Tekrar sizlerle buluşmaktan dolayı mutluluğumu ve selamlarımı ileterek başlamak isterim.

Gündem yoğun, sorunlar aynı şekilde devam ediyor.

‘’Sözde’’ tartışmaları devam ederken 2020 yılında ki yaşananlar ve tarım politikalarına atfedilen değer açısından sözde bir tarım ülkesi olma yolunda da emin adımlarla ilerliyoruz.

Geçen yıl uygulanan faiz politikası ile “Faiz sebep, enflasyon neticedir’’ denklemine sıkı sıkı bağlanarak uygulanan mali politikalar ile 2020 yılında Dolar 8,4765 TL’yi görürken Euro’da 10,0460 TL rakamlarını görmüş ancak faiz artışına yönelik disiplinden taviz verilmemişti.

Tüm bunlara ek olarak ta ‘’Ayşe teyzenin dolarla ne işi var’’ denilerek kurda ki artış için telaşa gerek olmadığı söyleniyordu.

Eski Maliye Bakanı ise 'Dolarla mı maaş alıyorsunuz?' diyerek süreç yönetimine açıklama getiriyordu.

Tüm bunların yansımasına bugün baktığımızda, üretmeyen kesim verilen mesajı o kadar doğru okumuş ki vatandaşın döviz mevduatı 235 Milyar 857 Milyon Dolar’a ulaşmış.

2020 yılında yaşanan kur artışı sektörün tepeden tırnağa zam yağmuruna tutulmasına sebep oldu. 

Traktör Sektöründe                : %55

Ekipman Sektöründe              : %60

Gübre Sektöründe                  : %70

Yem Sektöründe                     : %80

Tarımsal İlaç Sektöründe      : %60'a varan zam yansımaları yaşandı.

Ateş tam olarak sönmese de dışa bağımlı olan tarım sektördeki dalgalanmalar üreticinin hanesine eksi olarak yazıldı.

'Biz istesek kurları düşürürdük' diyen Maliye Bakanı 8 Kasım 2020 tarihinde istifa etti.

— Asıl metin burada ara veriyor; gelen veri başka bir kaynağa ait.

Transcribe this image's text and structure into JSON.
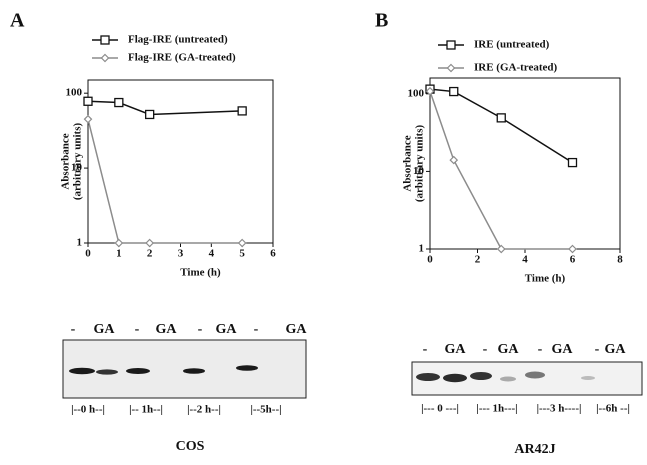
{
  "chart_data": [
    {
      "type": "line",
      "xlabel": "Time (h)",
      "ylabel": [
        "Absorbance",
        "(arbitrary units)"
      ],
      "x": [
        0,
        1,
        2,
        5
      ],
      "xlim": [
        0,
        6
      ],
      "xticks": [
        0,
        1,
        2,
        3,
        4,
        5,
        6
      ],
      "ylim": [
        1,
        150
      ],
      "yticks": [
        1,
        10,
        100
      ],
      "log_y": true,
      "series": [
        {
          "name": "Flag-IRE (untreated)",
          "color": "#111111",
          "marker": "square",
          "values": [
            78,
            75,
            52,
            58
          ]
        },
        {
          "name": "Flag-IRE (GA-treated)",
          "color": "#8c8c8c",
          "marker": "diamond",
          "values": [
            45,
            1,
            1,
            1
          ]
        }
      ]
    },
    {
      "type": "line",
      "xlabel": "Time (h)",
      "ylabel": [
        "Absorbance",
        "(arbitrary units)"
      ],
      "x": [
        0,
        1,
        3,
        6
      ],
      "xlim": [
        0,
        8
      ],
      "xticks": [
        0,
        2,
        4,
        6,
        8
      ],
      "ylim": [
        1,
        160
      ],
      "yticks": [
        1,
        10,
        100
      ],
      "log_y": true,
      "series": [
        {
          "name": "IRE (untreated)",
          "color": "#111111",
          "marker": "square",
          "values": [
            115,
            107,
            49,
            13
          ]
        },
        {
          "name": "IRE (GA-treated)",
          "color": "#8c8c8c",
          "marker": "diamond",
          "values": [
            108,
            14,
            1,
            1
          ]
        }
      ]
    }
  ],
  "panels": [
    {
      "letter": "A",
      "lanes": [
        "-",
        "GA",
        "-",
        "GA",
        "-",
        "GA",
        "-",
        "GA"
      ],
      "times": [
        "|--0 h--|",
        "|-- 1h--|",
        "|--2 h--|",
        "|--5h--|"
      ],
      "cell_line": "COS"
    },
    {
      "letter": "B",
      "lanes": [
        "-",
        "GA",
        "-",
        "GA",
        "-",
        "GA",
        "-",
        "GA"
      ],
      "times": [
        "|--- 0 ---|",
        "|--- 1h---|",
        "|---3 h----|",
        "|--6h --|"
      ],
      "cell_line": "AR42J"
    }
  ]
}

Yerine gelen yeni Maliye Bakanı ise “Faiz sebep, enflasyon neticedir’’ şiarından temelli vaz geçerek faiz oranlarını artırmakla işe başladı.

Geçen yıl kurdan kaynaklı zamlar yaşayan tarım sektörü bu seferde faiz oranı artışlarıyla sübvansiyonlu tarım kredileri oranlarının artışıyla karşı karşıya kaldı.

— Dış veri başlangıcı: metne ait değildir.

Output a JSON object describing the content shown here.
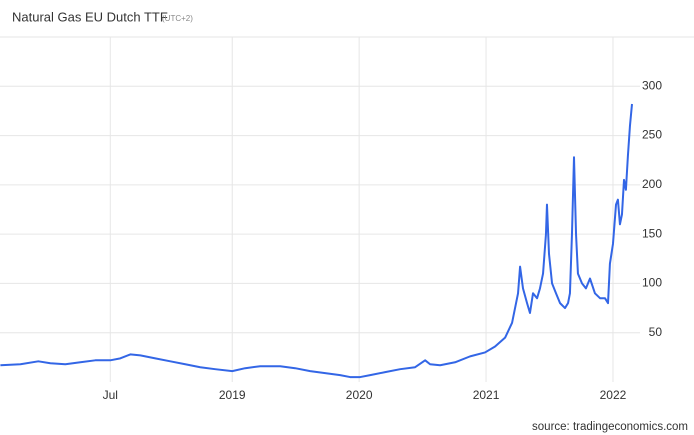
{
  "chart_data": {
    "type": "line",
    "title": "Natural Gas EU Dutch TTF",
    "subtitle": "(UTC+2)",
    "source": "source: tradingeconomics.com",
    "color": "#3366e6",
    "x": [
      2017.173,
      2017.331,
      2017.472,
      2017.567,
      2017.685,
      2017.803,
      2017.921,
      2018.039,
      2018.118,
      2018.197,
      2018.276,
      2018.394,
      2018.512,
      2018.63,
      2018.748,
      2018.866,
      2019.0,
      2019.102,
      2019.22,
      2019.378,
      2019.496,
      2019.614,
      2019.732,
      2019.85,
      2019.929,
      2020.008,
      2020.087,
      2020.205,
      2020.323,
      2020.441,
      2020.52,
      2020.559,
      2020.638,
      2020.756,
      2020.874,
      2020.992,
      2021.071,
      2021.15,
      2021.205,
      2021.252,
      2021.268,
      2021.291,
      2021.323,
      2021.346,
      2021.37,
      2021.402,
      2021.425,
      2021.449,
      2021.472,
      2021.48,
      2021.496,
      2021.52,
      2021.551,
      2021.583,
      2021.622,
      2021.646,
      2021.661,
      2021.677,
      2021.693,
      2021.709,
      2021.724,
      2021.756,
      2021.787,
      2021.819,
      2021.858,
      2021.898,
      2021.937,
      2021.961,
      2021.976,
      2022.0,
      2022.024,
      2022.039,
      2022.055,
      2022.071,
      2022.087,
      2022.102,
      2022.118,
      2022.134,
      2022.15
    ],
    "values": [
      17,
      18,
      21,
      19,
      18,
      20,
      22,
      22,
      24,
      28,
      27,
      24,
      21,
      18,
      15,
      13,
      11,
      14,
      16,
      16,
      14,
      11,
      9,
      7,
      5,
      5,
      7,
      10,
      13,
      15,
      22,
      18,
      17,
      20,
      26,
      30,
      36,
      45,
      60,
      90,
      117,
      95,
      80,
      70,
      90,
      85,
      95,
      110,
      150,
      180,
      130,
      100,
      90,
      80,
      75,
      80,
      90,
      150,
      228,
      150,
      110,
      100,
      95,
      105,
      90,
      85,
      85,
      80,
      120,
      140,
      180,
      185,
      160,
      170,
      205,
      195,
      230,
      260,
      282
    ],
    "xlim": [
      2017.17,
      2022.15
    ],
    "xticks": [
      {
        "value": 2018.039,
        "label": "Jul"
      },
      2019,
      2020,
      2021,
      2022
    ],
    "ylim": [
      0,
      350
    ],
    "yticks": [
      50,
      100,
      150,
      200,
      250,
      300
    ],
    "grid": true
  }
}
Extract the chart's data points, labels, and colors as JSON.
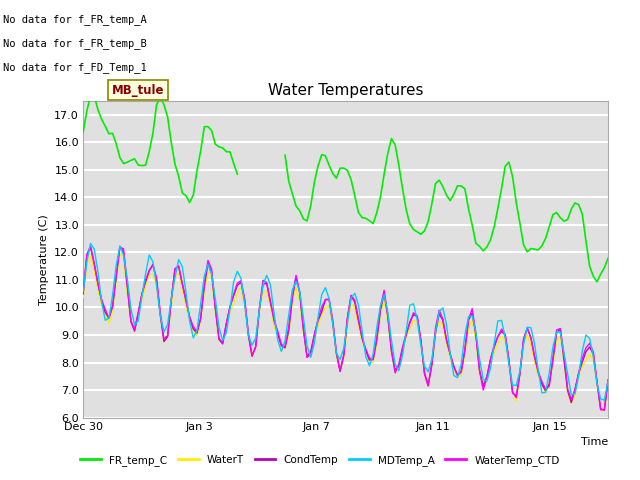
{
  "title": "Water Temperatures",
  "xlabel": "Time",
  "ylabel": "Temperature (C)",
  "ylim": [
    6.0,
    17.5
  ],
  "yticks": [
    6.0,
    7.0,
    8.0,
    9.0,
    10.0,
    11.0,
    12.0,
    13.0,
    14.0,
    15.0,
    16.0,
    17.0
  ],
  "background_color": "#ffffff",
  "plot_bg_color": "#e0e0e0",
  "grid_color": "#ffffff",
  "annotations": [
    "No data for f_FR_temp_A",
    "No data for f_FR_temp_B",
    "No data for f_FD_Temp_1"
  ],
  "annotation_box_label": "MB_tule",
  "legend": [
    "FR_temp_C",
    "WaterT",
    "CondTemp",
    "MDTemp_A",
    "WaterTemp_CTD"
  ],
  "fr_temp_c_color": "#00ee00",
  "water_t_color": "#ffee00",
  "cond_temp_color": "#bb00bb",
  "md_temp_a_color": "#00ccff",
  "water_temp_ctd_color": "#ff00ff",
  "xtick_positions": [
    0,
    4,
    8,
    12,
    16
  ],
  "xtick_labels": [
    "Dec 30",
    "Jan 3",
    "Jan 7",
    "Jan 11",
    "Jan 15"
  ],
  "n_days": 18,
  "figsize": [
    6.4,
    4.8
  ],
  "dpi": 100
}
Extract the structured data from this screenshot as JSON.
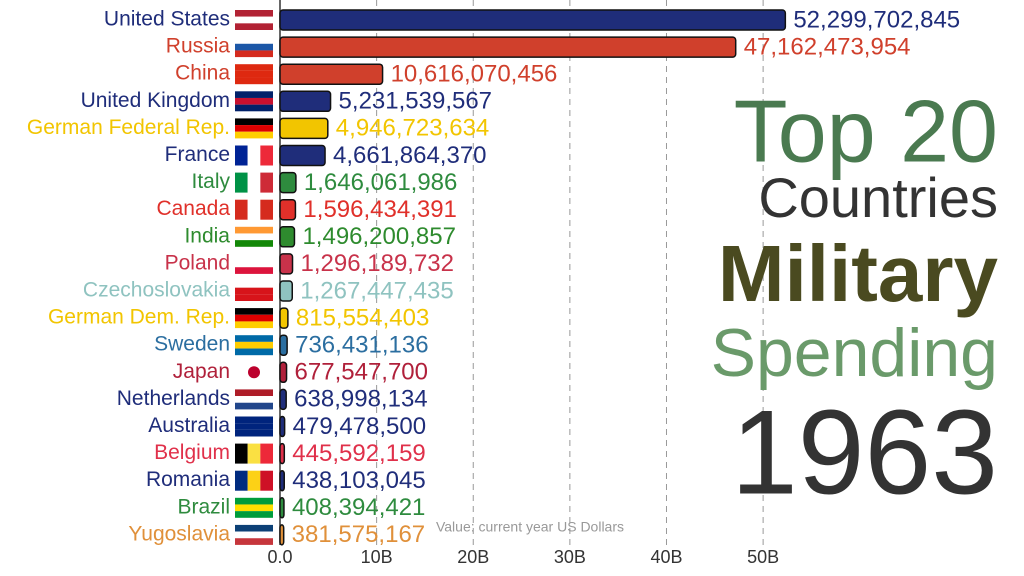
{
  "chart_data": {
    "type": "bar",
    "orientation": "horizontal",
    "title": [
      "Top 20",
      "Countries",
      "Military",
      "Spending",
      "1963"
    ],
    "x_label": "Value: current year US Dollars",
    "categories": [
      "United States",
      "Russia",
      "China",
      "United Kingdom",
      "German Federal Rep.",
      "France",
      "Italy",
      "Canada",
      "India",
      "Poland",
      "Czechoslovakia",
      "German Dem. Rep.",
      "Sweden",
      "Japan",
      "Netherlands",
      "Australia",
      "Belgium",
      "Romania",
      "Brazil",
      "Yugoslavia"
    ],
    "values": [
      52299702845,
      47162473954,
      10616070456,
      5231539567,
      4946723634,
      4661864370,
      1646061986,
      1596434391,
      1496200857,
      1296189732,
      1267447435,
      815554403,
      736431136,
      677547700,
      638998134,
      479478500,
      445592159,
      438103045,
      408394421,
      381575167
    ],
    "value_labels": [
      "52,299,702,845",
      "47,162,473,954",
      "10,616,070,456",
      "5,231,539,567",
      "4,946,723,634",
      "4,661,864,370",
      "1,646,061,986",
      "1,596,434,391",
      "1,496,200,857",
      "1,296,189,732",
      "1,267,447,435",
      "815,554,403",
      "736,431,136",
      "677,547,700",
      "638,998,134",
      "479,478,500",
      "445,592,159",
      "438,103,045",
      "408,394,421",
      "381,575,167"
    ],
    "colors": [
      "#1f2d7a",
      "#d0402c",
      "#d0402c",
      "#1f2d7a",
      "#f2c500",
      "#1f2d7a",
      "#2e8b3e",
      "#e0302a",
      "#2e8b2e",
      "#c8324a",
      "#8fc3c0",
      "#f2c500",
      "#2b6ea0",
      "#b0203a",
      "#1f2d7a",
      "#1f2d7a",
      "#e0304a",
      "#1f2d7a",
      "#2e8b3e",
      "#e0903a"
    ],
    "xlim": [
      0,
      77000000000
    ],
    "xticks": [
      {
        "value": 0,
        "label": "0.0"
      },
      {
        "value": 10000000000,
        "label": "10B"
      },
      {
        "value": 20000000000,
        "label": "20B"
      },
      {
        "value": 30000000000,
        "label": "30B"
      },
      {
        "value": 40000000000,
        "label": "40B"
      },
      {
        "value": 50000000000,
        "label": "50B"
      }
    ],
    "grid": true
  }
}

Elbette tüm bunlara paralel olarak çiftçinin sattığı ürünlerde ki artış son 5 yıllık istikrarını korudu.

Nasıl bir denge politikasıysa maliyetler artsa da satılan ürünler sabit kalmaya devam etti. Elbette bu durum TÜİK tarafından yıllık bazda ki enflasyon oranlarına başarılı bir şekilde yansıtıldı.

Rakamlar böyle iken çarşıda pazarda reel anlamda his edilen gerçek enflasyon oranı ise %45 oranlarına ulaştı.

Bunun en iyi göstergesi şuan ki Ayçiçek yağında yaşanan fiyat artışları.

Tüm bunlar yaşanırken kur artışı ile Çin’den bile daha ucuz iş gücüne sahip olan ülkemiz aynı şekilde ihracat içinde cazibe merkezi oldu.

Pandemi ile yaşanan gıda güvenliği tüm ülkelerde stratejik bir beka sorunu olarak algılanırken ülkemizde her şeyin çözüm yolu bazıları için halen ithalat yapmaktan geçiyormuş gibi görünüyor.

Birçok ülkenin stok yapması ile dünyada tarım ürünlerinin fiyatı dolar bazında ortalama yüzde 10 – 15 arttı.

Buna rağmen ithalat yaparak döviz çıkışımız devam ediyor. Geçen yıl 9,8 milyon ton buğday ithalatına 2,3 milyar dolar ödeyerek dünya buğday ithalatında birinciliğimizi açık ara ilan ettik.

Yine geçen yılın ilk iki ayında Buğday, Arpa, Mısır, Çeltik, Pirinç, Fasulye, Nohut, Mercimek, Ayçiçeği, Soya gibi ürünlere ödenen toplam rakam yaklaşık 900 milyon dolar civarındaydı bu sene için verileri yakından takip etmeye devam ediyoruz.

Tüm bunlar yaşanırken elbette güzel şeylerde olmuyor değil!

Mesela, Tarım Bakanımız, çiftçilere gelen haciz ve icraların konuşulduğu bir dönemde farklı bir icraata imza attı. Doğum günü gelen vekillere, tanesi 499 liralık kravat hediye edecek. 483 vekile gönderilecek bu hediyelerin yeni parayla 241.500 liralık bir harcamaya denk geleceği bekleniyor.

Yani demem o ki sözde tarım ülkesiyiz vesselam.